Глеб сокрушенно покачал головой, глядя на сестру как на неразумное дитя.

— Где тот Муром глухой, а где стольный Смоленск. Смекаешь, сестрица?

— Нет, — призналась Марфа, хлопая ресницами.

— Думаешь, зачем я жену к родителям отправил? — подмигнул Глеб.

— Повидаться.

— Сговориться, да про нашу разумницу Марфушу младшему их Михалке порассказать. Ежели со смолянами породнимся крепче, экая помощь нам будет, да семейку братцев двоюродных, Игоревичей этих, за пояс заткнем. Смоленск, это тебе не худородный Муром, бери выше, — Глеб плеснул в кружку Марфе и протянул, — пей.

Марфа послушно хлебнула, скривилась, быстро запихивая в рот кусок хлеба. Глеб задорно расхохотался.

— Вот теперь понимаешь, почему я нынче разозлился, когда тебя увидел? Ежели тебя здесь муромские увидят, значит сговор — то дело решенное, назад уж не отопрешься, а станешь отпираться, так обидишь. А Изяслав того понять не хочет. А ты подумай, какие выгоды нам этот союз сулит, поднимемся так, что даже суздальских на место сможем поставить, — глаза у Глеба заблестели. — А и не зазорно, что Михалко — молодший сынок, глядишь, и до него черед дойдет на столе Смоленском посидеть. Княгиней Смоленской будешь, смекаешь?

— Смекаю, — промямлила Марфа.

— То-то же. А Епифания сказывала, что братец у нее пригожий, девки шеи ломают во след, а муромского я видал — тощий да смурной, слова из него не вытянешь, не для нашей голубушки.
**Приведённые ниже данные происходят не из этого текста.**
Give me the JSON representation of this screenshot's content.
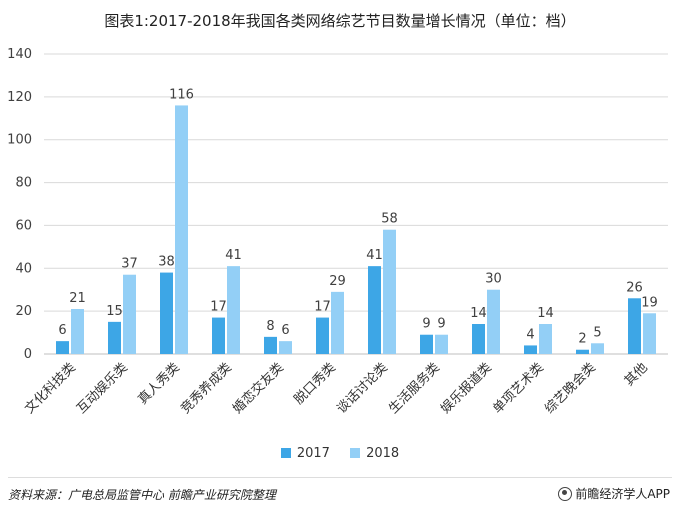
{
  "title": "图表1:2017-2018年我国各类网络综艺节目数量增长情况（单位：档）",
  "source": "资料来源：广电总局监管中心  前瞻产业研究院整理",
  "brand": "前瞻经济学人APP",
  "colors": {
    "s2017": "#3DA6E6",
    "s2018": "#93CFF6",
    "grid": "#d9d9d9",
    "axis": "#bfbfbf",
    "text": "#404040"
  },
  "chart_data": {
    "type": "bar",
    "title": "图表1:2017-2018年我国各类网络综艺节目数量增长情况（单位：档）",
    "categories": [
      "文化科技类",
      "互动娱乐类",
      "真人秀类",
      "竞秀养成类",
      "婚恋交友类",
      "脱口秀类",
      "谈话讨论类",
      "生活服务类",
      "娱乐报道类",
      "单项艺术类",
      "综艺晚会类",
      "其他"
    ],
    "series": [
      {
        "name": "2017",
        "values": [
          6,
          15,
          38,
          17,
          8,
          17,
          41,
          9,
          14,
          4,
          2,
          26
        ]
      },
      {
        "name": "2018",
        "values": [
          21,
          37,
          116,
          41,
          6,
          29,
          58,
          9,
          30,
          14,
          5,
          19
        ]
      }
    ],
    "ylim": [
      0,
      140
    ],
    "yticks": [
      0,
      20,
      40,
      60,
      80,
      100,
      120,
      140
    ],
    "grid": true,
    "legend": "bottom-center"
  }
}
— Но Изяслав… — все же робко начала Марфа.

— А Изяслав уже передумал, я ему, как чуть успокоились да из братины хлебнули, все объяснил, да он и не против. Ершится, конечно, для виду, да не беда, отойдет. Так что сбирайся, душа моя, и поезжай-ка домой, и чем скорее, тем лучше. Неровен час встретитесь здесь с женишком этим, нескладным.